The skills studied in perceptual expertise studies can be distinguished from those typically investigated in research on perceptual learning, which reflects improvements that are highly specific to the trained stimulus and the conditions of training. For example, improvements in detecting low-contrast vertical bars in the right visual field may not transfer to performance with horizontal bars in the same location or to vertical bars in the left visual field. In contrast, a bird expert may learn new species of birds on a trip abroad more efficiently than a novice would. However, the mechanisms underlying perceptual learning may be the same as those involved in perceptual expertise. For instance, perceptual learning could reflect early stages of perceptual expertise, but this is still unknown.

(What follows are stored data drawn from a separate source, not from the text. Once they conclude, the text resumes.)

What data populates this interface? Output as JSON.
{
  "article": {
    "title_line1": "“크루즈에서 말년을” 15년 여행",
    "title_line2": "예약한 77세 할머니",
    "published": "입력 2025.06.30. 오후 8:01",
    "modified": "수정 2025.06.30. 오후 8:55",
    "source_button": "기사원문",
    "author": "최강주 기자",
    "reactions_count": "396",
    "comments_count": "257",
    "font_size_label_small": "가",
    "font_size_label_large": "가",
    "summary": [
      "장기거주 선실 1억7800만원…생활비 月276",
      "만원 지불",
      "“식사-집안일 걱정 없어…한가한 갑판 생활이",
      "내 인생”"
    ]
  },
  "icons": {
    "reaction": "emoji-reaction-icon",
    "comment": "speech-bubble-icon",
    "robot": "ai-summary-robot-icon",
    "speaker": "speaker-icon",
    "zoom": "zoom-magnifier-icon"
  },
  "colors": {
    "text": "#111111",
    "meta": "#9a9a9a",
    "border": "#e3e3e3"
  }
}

The processes studied under the rubric of perceptual expertise also differ from those that underlie expertise of a more abstract nature, although real-world experts likely generally acquire both perceptual and more semantic knowledge about objects. For instance, a car expert may learn to distinguish cars from photographs, but also learn about the history of the car designs. In contrast to knowledge that can be verbalized, perceptual expertise is not accessible explicitly for the expert to report. A doctor may be able to discuss with colleagues the rules by which she makes a given diagnosis, but her ability to discriminate different kinds of rashes effortlessly is not something that she can explain. Indeed, there is some evidence from studies of face expertise that verbalizing can impair expert performance by leading them to use nonoptimal strategies.

Different Kinds of Perceptual Expertise

It is currently unclear how many different kinds of perceptual expertise there are or exactly how they should be classified, but within the same modality (e.g., visual object recognition) we can acquire expertise in very different ways. A brain surgeon may represent the cortex differently than a neuroscientist who compares brain anatomy across species.

The specific task that the expert has learned to solve determines to a large extent the nature of the strategies that are recruited. For instance, face recognition requires the expert to pay attention to subtle differences between shape parts but also the distances between these parts, because all faces share similar parts in the same general configuration (two eyes above a nose and a mouth). This means that representations and mechanisms that are sufficient for everyday object recognition (e.g., recognizing a chair or a car, which can be done by detecting the presence of certain parts in a given configuration) are unlikely to be efficient for individuating faces. Reading, in contrast, requires one to ignore large differences in the shape, size, and color of letters so they can be recognized and combined to form words. Therefore, to understand expertise, we must understand the task that the expert has learned to solve.